The Man Who Rediscovered God
The first theme of Luther’s life, as Metaxas tell it, is the re-discovery of the roots of the Christian faith. It didn’t start out that way. As the story goes, while in the middle of a thunderstorm he made a vow to St. Anne that he would dedicate his life to God if his life were spared. He did survive and much to his father’s chagrin he abandoned his studies to become a lawyer and instead became an Augustinian monk.
There was in Luther’s day a huge gulf between the clergy and the Christian laity. The former led celibate and regimented, cloistered lives of prayer and study. They also officiated at mass. The laity, on the other hand, were not much more than spectators.
What most clergy didn’t do, surprisingly, was study the Bible. They learned Greek and Latin, they read Aristotle and Christian theologians like Aquinas and Augustine—but not the Bible itself.
Luther was what we might today call an obsessive-compulsive perfectionist. He aimed to do his duties completely and perfectly. Every mistake or omission was a sin to be confessed. The church taught that salvation came from confession and absolution and Luther wanted to make sure that no sin went unforgiven. In the end, Luther found that he could never be sure. He was certain that he had, unknowingly perhaps, forgotten some sin and would therefore fall short.
Because he was a brilliant student—and perhaps to relieve his confessor—Luther was sent to study the Bible and become a professor of theology. There, finally able to read and understand the message of the Gospel for himself, Luther rediscovered the truth that he could never through his own efforts reach God but that Christ, through grace, instead reached out to us and gave us the salvation that we could never achieve through our own efforts.
This is Luther’s rediscovery of the meaning of the Gospel and the key to the Reformation.
The Man Who Changed the World
This “news” was not welcomed by the church. Pope Leo X was busy raising money for the building of St.
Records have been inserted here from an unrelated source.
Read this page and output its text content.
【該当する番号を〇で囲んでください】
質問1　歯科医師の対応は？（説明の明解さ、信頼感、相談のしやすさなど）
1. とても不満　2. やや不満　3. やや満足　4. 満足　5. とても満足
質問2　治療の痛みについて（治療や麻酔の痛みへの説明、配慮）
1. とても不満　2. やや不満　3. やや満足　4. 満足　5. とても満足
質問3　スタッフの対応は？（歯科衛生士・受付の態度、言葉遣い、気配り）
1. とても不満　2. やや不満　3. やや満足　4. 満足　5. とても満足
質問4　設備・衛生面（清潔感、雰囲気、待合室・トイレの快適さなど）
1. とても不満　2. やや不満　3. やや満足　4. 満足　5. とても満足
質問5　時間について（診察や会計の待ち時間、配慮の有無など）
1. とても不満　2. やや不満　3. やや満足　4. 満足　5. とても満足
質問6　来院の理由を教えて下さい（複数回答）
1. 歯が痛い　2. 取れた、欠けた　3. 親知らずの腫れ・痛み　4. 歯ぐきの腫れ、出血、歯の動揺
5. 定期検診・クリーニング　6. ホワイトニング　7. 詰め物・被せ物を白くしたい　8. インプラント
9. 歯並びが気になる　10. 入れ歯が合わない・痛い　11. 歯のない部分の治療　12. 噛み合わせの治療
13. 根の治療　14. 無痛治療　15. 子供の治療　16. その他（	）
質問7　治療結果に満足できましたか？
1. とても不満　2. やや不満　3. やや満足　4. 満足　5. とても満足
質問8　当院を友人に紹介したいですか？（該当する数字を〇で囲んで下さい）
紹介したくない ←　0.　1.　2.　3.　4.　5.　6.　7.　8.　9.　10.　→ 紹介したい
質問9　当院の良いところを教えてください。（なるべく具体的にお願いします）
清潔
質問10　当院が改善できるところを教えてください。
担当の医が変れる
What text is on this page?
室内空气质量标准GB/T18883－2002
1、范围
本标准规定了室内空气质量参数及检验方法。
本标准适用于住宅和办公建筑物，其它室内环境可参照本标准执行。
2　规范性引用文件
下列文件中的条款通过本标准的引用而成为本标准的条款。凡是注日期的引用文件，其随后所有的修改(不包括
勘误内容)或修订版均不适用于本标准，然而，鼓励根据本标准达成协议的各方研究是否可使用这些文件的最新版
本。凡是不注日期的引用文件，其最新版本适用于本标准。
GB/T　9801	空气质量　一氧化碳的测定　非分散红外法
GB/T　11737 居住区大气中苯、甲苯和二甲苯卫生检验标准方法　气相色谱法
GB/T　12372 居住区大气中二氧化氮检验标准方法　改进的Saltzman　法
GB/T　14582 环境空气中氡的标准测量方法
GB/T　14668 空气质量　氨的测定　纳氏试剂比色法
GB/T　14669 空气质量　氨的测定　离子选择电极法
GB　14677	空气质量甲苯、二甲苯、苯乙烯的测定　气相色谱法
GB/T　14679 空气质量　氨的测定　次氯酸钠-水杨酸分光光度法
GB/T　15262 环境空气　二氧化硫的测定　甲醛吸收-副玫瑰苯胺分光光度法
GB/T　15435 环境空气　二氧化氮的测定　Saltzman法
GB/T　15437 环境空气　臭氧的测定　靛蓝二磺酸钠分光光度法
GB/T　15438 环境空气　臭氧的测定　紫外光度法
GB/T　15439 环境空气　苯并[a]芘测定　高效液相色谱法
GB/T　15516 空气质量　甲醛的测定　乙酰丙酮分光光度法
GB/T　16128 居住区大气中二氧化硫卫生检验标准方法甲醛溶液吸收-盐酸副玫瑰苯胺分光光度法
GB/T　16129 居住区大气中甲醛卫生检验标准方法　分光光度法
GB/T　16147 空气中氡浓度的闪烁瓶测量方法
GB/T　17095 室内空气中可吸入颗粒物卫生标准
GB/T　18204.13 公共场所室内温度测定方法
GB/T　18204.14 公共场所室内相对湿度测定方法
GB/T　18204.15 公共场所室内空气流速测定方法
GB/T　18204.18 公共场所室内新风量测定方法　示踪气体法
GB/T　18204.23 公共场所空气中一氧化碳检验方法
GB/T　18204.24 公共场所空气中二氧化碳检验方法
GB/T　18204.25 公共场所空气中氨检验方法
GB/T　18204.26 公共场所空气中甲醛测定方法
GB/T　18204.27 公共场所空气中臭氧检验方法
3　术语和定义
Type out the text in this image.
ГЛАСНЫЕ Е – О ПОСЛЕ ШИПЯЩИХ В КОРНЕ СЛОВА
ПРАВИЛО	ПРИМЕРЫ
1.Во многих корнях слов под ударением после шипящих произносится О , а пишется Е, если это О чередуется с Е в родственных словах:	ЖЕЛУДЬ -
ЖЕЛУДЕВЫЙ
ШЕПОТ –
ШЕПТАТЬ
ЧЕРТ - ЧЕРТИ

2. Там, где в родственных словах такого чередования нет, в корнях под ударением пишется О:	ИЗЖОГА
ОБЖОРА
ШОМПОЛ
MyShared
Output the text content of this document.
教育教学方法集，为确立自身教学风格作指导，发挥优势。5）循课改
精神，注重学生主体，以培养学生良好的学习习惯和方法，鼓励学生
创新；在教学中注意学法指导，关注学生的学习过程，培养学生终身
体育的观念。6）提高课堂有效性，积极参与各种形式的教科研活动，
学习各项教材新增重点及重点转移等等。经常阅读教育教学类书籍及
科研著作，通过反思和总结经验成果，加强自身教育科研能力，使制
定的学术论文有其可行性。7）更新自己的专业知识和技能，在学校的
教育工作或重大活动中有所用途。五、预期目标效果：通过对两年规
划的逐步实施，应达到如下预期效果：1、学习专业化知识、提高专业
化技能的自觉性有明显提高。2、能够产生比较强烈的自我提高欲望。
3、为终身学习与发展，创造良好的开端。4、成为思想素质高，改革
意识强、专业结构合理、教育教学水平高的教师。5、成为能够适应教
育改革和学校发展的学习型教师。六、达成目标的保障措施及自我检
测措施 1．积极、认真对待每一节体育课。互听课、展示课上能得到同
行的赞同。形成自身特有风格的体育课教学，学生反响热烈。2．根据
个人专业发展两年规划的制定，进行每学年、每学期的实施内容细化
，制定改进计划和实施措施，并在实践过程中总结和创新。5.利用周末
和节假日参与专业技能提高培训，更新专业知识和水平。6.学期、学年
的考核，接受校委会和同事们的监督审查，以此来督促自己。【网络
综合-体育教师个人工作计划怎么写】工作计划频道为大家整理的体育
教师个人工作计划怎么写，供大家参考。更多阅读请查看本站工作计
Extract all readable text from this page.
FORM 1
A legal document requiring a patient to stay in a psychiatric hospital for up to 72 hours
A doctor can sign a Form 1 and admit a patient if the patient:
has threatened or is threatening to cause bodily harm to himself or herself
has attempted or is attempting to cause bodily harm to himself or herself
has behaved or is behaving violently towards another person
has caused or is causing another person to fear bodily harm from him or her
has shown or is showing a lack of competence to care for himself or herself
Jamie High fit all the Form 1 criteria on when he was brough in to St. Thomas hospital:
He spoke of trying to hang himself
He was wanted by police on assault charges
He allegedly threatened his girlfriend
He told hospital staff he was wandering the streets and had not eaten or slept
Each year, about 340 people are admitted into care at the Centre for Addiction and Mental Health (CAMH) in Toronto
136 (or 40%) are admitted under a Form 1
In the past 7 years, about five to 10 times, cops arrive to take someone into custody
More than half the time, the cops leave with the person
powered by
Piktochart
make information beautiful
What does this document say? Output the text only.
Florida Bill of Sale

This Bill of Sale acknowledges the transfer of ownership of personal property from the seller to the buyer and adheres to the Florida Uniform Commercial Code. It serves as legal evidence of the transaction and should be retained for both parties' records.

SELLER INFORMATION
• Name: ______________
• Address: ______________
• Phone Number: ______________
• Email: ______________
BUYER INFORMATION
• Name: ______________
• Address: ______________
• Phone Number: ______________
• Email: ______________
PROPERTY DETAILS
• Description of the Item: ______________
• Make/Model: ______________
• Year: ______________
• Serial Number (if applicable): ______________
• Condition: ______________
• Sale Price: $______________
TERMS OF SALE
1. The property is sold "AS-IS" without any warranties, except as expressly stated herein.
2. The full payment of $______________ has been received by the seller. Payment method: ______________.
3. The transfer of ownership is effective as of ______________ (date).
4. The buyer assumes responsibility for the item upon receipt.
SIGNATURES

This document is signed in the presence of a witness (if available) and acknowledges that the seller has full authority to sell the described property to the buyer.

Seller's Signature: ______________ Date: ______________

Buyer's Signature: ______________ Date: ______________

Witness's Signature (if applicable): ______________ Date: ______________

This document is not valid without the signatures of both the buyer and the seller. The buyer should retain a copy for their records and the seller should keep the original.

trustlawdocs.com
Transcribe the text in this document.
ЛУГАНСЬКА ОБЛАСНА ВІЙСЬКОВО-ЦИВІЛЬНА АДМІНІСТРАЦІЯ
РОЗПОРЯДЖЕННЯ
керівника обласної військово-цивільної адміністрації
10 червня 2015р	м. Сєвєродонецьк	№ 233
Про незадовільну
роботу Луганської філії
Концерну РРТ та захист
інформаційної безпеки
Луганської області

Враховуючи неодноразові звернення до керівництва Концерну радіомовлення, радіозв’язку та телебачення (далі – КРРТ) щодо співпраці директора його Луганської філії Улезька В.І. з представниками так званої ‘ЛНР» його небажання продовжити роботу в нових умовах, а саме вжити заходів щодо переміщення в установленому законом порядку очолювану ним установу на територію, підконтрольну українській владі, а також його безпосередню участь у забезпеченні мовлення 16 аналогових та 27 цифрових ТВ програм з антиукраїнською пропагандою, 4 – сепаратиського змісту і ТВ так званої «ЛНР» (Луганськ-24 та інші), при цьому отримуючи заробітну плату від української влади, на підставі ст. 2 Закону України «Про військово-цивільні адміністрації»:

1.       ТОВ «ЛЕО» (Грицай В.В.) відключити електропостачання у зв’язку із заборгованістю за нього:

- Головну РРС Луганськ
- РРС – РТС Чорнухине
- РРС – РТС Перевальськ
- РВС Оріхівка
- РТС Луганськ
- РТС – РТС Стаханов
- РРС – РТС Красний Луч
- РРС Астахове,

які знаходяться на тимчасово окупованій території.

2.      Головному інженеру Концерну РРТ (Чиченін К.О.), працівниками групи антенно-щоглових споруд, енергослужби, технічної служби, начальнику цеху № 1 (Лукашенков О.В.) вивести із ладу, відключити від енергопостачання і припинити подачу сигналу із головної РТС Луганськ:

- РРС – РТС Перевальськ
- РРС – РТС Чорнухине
Peter’s in Rome and Luther’s preaching against indulgences attacked not only that practice but also the whole theology behind it.
The date October 31, 1517 is not the day he may or may not have nailed his theses to the church door; it is the day he mailed a copy of them to the Archbishop of Mainz, his church superior. Instead of being receptive, the archbishop became a life-long enemy.
This point in history is where Metaxas’ biography differentiates itself from others. He makes the claim that Luther and the Reformation he set in motion mark no less than the end of the Middle Ages and the beginning of modernity in the West.
Whereas before there was that sharp distinction between clergy and laity, the rediscovery of the Gospel truth erases it. They even pick their own priests, now called pastors. Instead of simply and blindly following what the established church told them the Bible says, they can read and understand for themselves.
This, Metaxas says, has implications down to our own times. This is the seed that bears the fruit not only of religious liberty and breaks the power of the medieval Church, but it also leads to the end of absolutism in the political realm. Political and religious power are no longer in the same hands. In time, a new political and religious order is formed in the New World based on the conscience and dignity of the individual—something unthinkable before Luther.
Eric Metaxas is perhaps uniquely qualified to produce such a biography. He is a Senior Fellow and Lecturer at Large for the King’s College in New York City and also the author of a biography of Dietrich Bonhoeffer—both books being New York Times best sellers. Like Luther himself, Metaxas is a prolific writer and speaker. Unlike Luther, Metaxas hosts a nationally syndicated radio program.
Even if you’ve read other Luther biographies, read this one. You’re certain to learn something new.
Metaxas, Eric. Martin Luther: The Man Who Rediscovered God and Changed the World. October 2017, Penguin Publishing Group.